DBMS Concepts Explained — Relational Model, Normalization & ACID
A Database Management System (DBMS) is software that stores, retrieves, and manages data in a structured way — providing concurrency, security, and integrity.
What You’ll Learn
In this tutorial, you’ll learn the relational model, normalization forms from 1NF to 5NF, ACID properties, transaction management, concurrency control, and how indexing speeds up queries.
Why It Matters
Every modern application relies on a database. Choosing the right schema design and understanding normalization prevents data anomalies, duplication, and corruption. Poor database design is the root cause of most performance and maintenance issues.
Real-World Use
When you book a flight, the airline’s DBMS ensures two people don’t get the same seat (concurrency control) and that your payment either fully completes or fully fails (atomicity). Doda Browser’s bookmark sync uses a relational database to store and query your bookmarks across devices.
graph LR
subgraph "Normalization Forms"
A[1NF
Atomic Values] --> B[2NF
No Partial Dependencies]
B --> C[3NF
No Transitive Dependencies]
C --> D[BCNF
Every determinant a key]
D --> E[4NF
No Multi-valued Deps]
E --> F[5NF
Join Dependency]
end
style A fill:#4f46e5,color:#fff
style B fill:#4f46e5,color:#fff
style C fill:#4f46e5,color:#fff
style D fill:#4f46e5,color:#fff
style E fill:#4f46e5,color:#fff
style F fill:#4f46e5,color:#fff
The Relational Model
The relational model organizes data into relations (tables) with tuples (rows) and attributes (columns). Each table has a primary key that uniquely identifies each row.
Keys
| Key Type | Definition |
|---|---|
| Candidate Key | Any column (or set) that could uniquely identify rows |
| Primary Key | The chosen candidate key |
| Foreign Key | A column referencing a primary key in another table |
| Composite Key | A primary key with multiple columns |
| Super Key | Any set of columns that uniquely identifies rows |
Normalization
Normalization eliminates data redundancy and anomalies through successive normal forms.
First Normal Form (1NF)
Each column must contain atomic (indivisible) values. No arrays or nested tables.

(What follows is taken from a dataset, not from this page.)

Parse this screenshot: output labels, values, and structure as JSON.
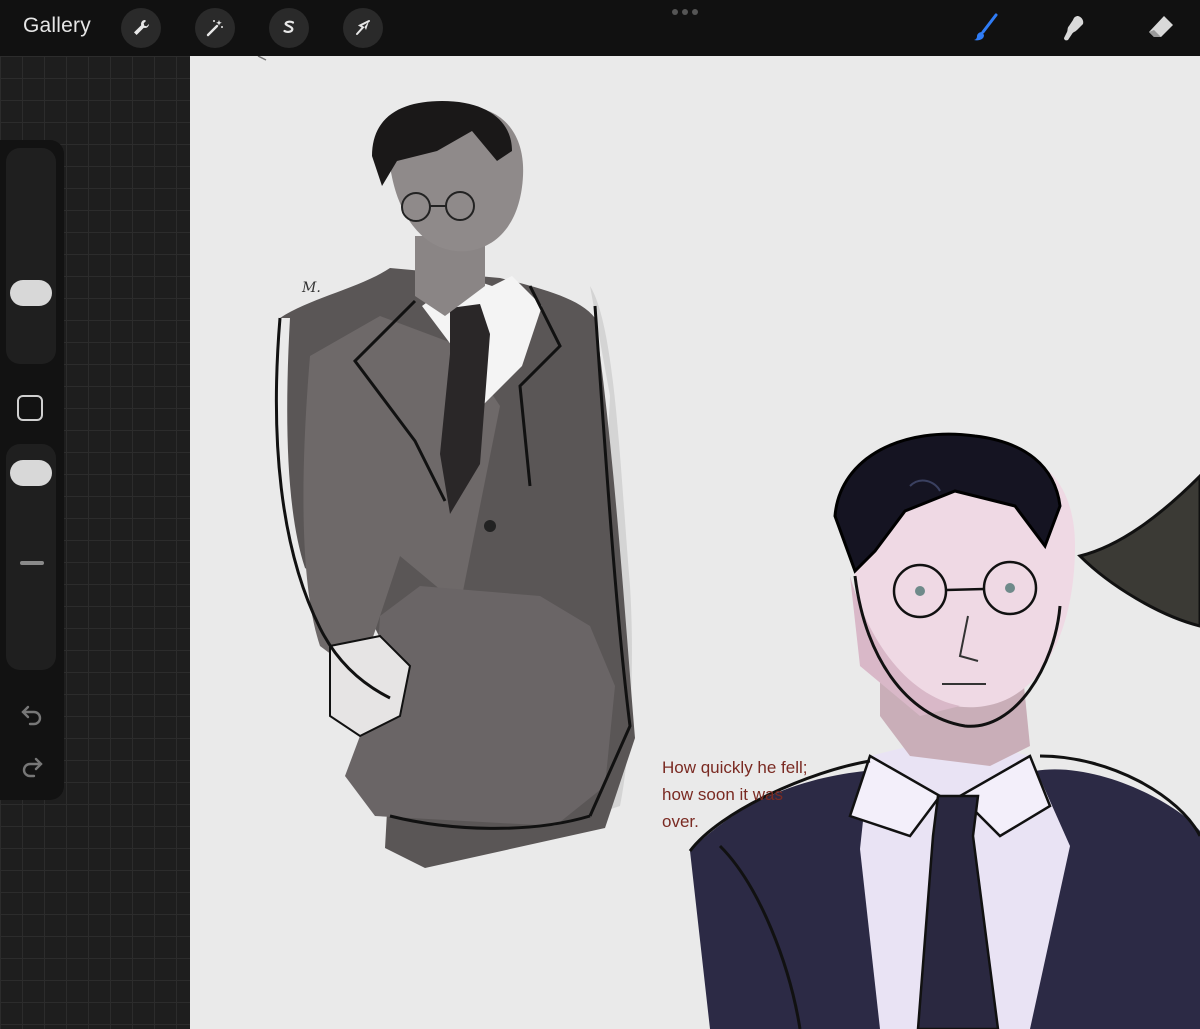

-- BAD (not 1NF): multiple values in one column
CREATE TABLE students_bad (
id INT PRIMARY KEY,
name VARCHAR(50),
courses VARCHAR(100) -- "Math,Physics,Chemistry"
);
-- GOOD (1NF): one value per column
CREATE TABLE students (
id INT PRIMARY KEY,
name VARCHAR(50)
);
CREATE TABLE enrollments (
student_id INT,
course VARCHAR(50),
PRIMARY KEY (student_id, course),
FOREIGN KEY (student_id) REFERENCES students(id)

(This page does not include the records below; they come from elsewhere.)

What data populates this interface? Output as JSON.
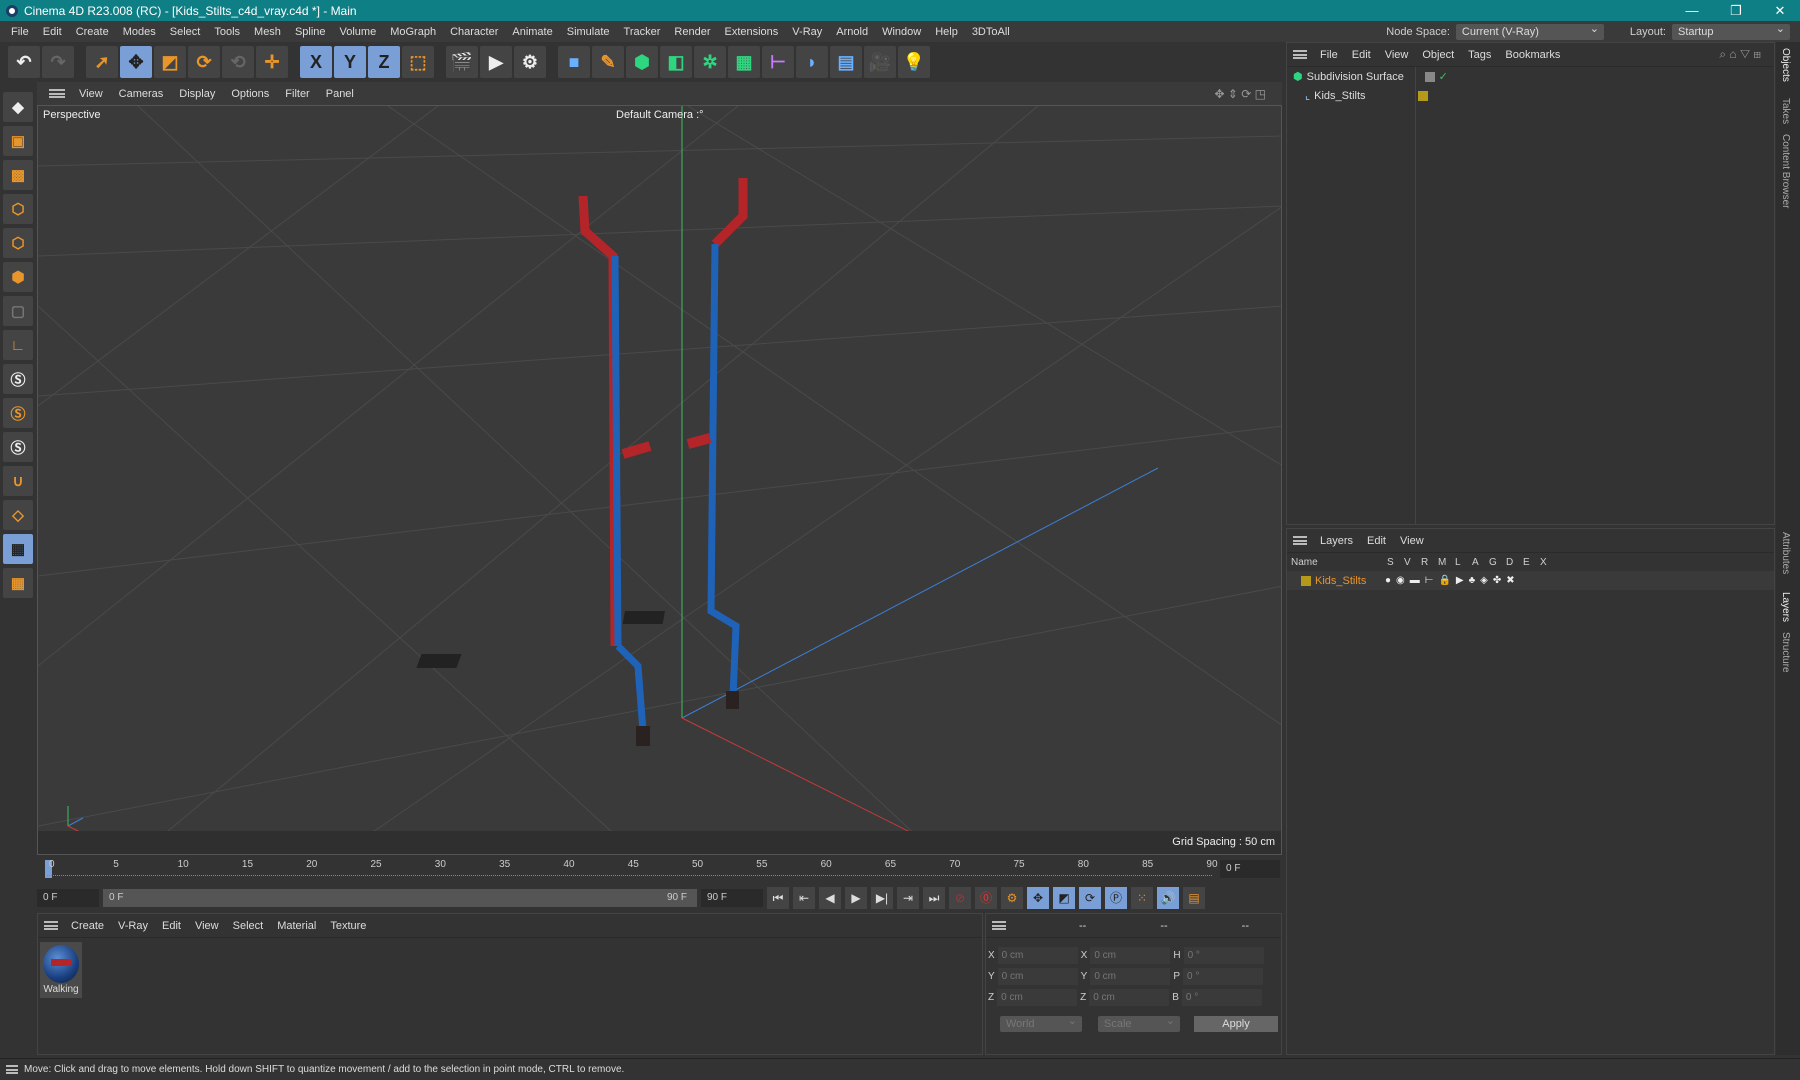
{
  "window": {
    "title": "Cinema 4D R23.008 (RC) - [Kids_Stilts_c4d_vray.c4d *] - Main",
    "minimize": "—",
    "restore": "❐",
    "close": "✕"
  },
  "menu": [
    "File",
    "Edit",
    "Create",
    "Modes",
    "Select",
    "Tools",
    "Mesh",
    "Spline",
    "Volume",
    "MoGraph",
    "Character",
    "Animate",
    "Simulate",
    "Tracker",
    "Render",
    "Extensions",
    "V-Ray",
    "Arnold",
    "Window",
    "Help",
    "3DToAll"
  ],
  "node_space": {
    "label": "Node Space:",
    "value": "Current (V-Ray)"
  },
  "layout": {
    "label": "Layout:",
    "value": "Startup"
  },
  "toolbar": {
    "x": "X",
    "y": "Y",
    "z": "Z"
  },
  "viewport": {
    "menu": [
      "View",
      "Cameras",
      "Display",
      "Options",
      "Filter",
      "Panel"
    ],
    "label": "Perspective",
    "camera": "Default Camera :°",
    "grid_spacing": "Grid Spacing : 50 cm"
  },
  "timeline": {
    "ticks": [
      "0",
      "5",
      "10",
      "15",
      "20",
      "25",
      "30",
      "35",
      "40",
      "45",
      "50",
      "55",
      "60",
      "65",
      "70",
      "75",
      "80",
      "85",
      "90"
    ],
    "current": "0 F",
    "start": "0 F",
    "range_start": "0 F",
    "range_end": "90 F",
    "end": "90 F"
  },
  "materials": {
    "menu": [
      "Create",
      "V-Ray",
      "Edit",
      "View",
      "Select",
      "Material",
      "Texture"
    ],
    "items": [
      {
        "name": "Walking"
      }
    ]
  },
  "coords": {
    "headers": [
      "--",
      "--",
      "--"
    ],
    "rows": [
      {
        "a": "X",
        "av": "0 cm",
        "b": "X",
        "bv": "0 cm",
        "c": "H",
        "cv": "0 °"
      },
      {
        "a": "Y",
        "av": "0 cm",
        "b": "Y",
        "bv": "0 cm",
        "c": "P",
        "cv": "0 °"
      },
      {
        "a": "Z",
        "av": "0 cm",
        "b": "Z",
        "bv": "0 cm",
        "c": "B",
        "cv": "0 °"
      }
    ],
    "world": "World",
    "scale": "Scale",
    "apply": "Apply"
  },
  "objects": {
    "menu": [
      "File",
      "Edit",
      "View",
      "Object",
      "Tags",
      "Bookmarks"
    ],
    "items": [
      {
        "name": "Subdivision Surface"
      },
      {
        "name": "Kids_Stilts"
      }
    ]
  },
  "layers": {
    "menu": [
      "Layers",
      "Edit",
      "View"
    ],
    "name_col": "Name",
    "cols": [
      "S",
      "V",
      "R",
      "M",
      "L",
      "A",
      "G",
      "D",
      "E",
      "X"
    ],
    "items": [
      {
        "name": "Kids_Stilts",
        "color": "#b59a1a"
      }
    ]
  },
  "right_tabs": [
    "Objects",
    "Takes",
    "Content Browser",
    "Attributes",
    "Layers",
    "Structure"
  ],
  "status": "Move: Click and drag to move elements. Hold down SHIFT to quantize movement / add to the selection in point mode, CTRL to remove.",
  "colors": {
    "accent": "#0f7f86",
    "selected": "#7a9fd6",
    "orange": "#e8952c",
    "layer_text": "#e8952c"
  }
}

);Second Normal Form (2NF)
Must be in 1NF AND every non-key column must depend on the entire primary key (no partial dependencies).
-- BAD (not 2NF): course_name depends only on course_id, not on student_id
CREATE TABLE grades_bad (
student_id INT,
course_id INT,
course_name VARCHAR(50), -- Partial dependency!
grade CHAR(2),
PRIMARY KEY (student_id, course_id)
);
-- GOOD (2NF): separate the partial dependency
CREATE TABLE courses (
course_id INT PRIMARY KEY,
course_name VARCHAR(50)
);
CREATE TABLE grades (
student_id INT,
course_id INT,
grade CHAR(2),
PRIMARY KEY (student_id, course_id),
FOREIGN KEY (course_id) REFERENCES courses(course_id)
);Third Normal Form (3NF)
Must be in 2NF AND no transitive dependencies (non-key column depends on another non-key column).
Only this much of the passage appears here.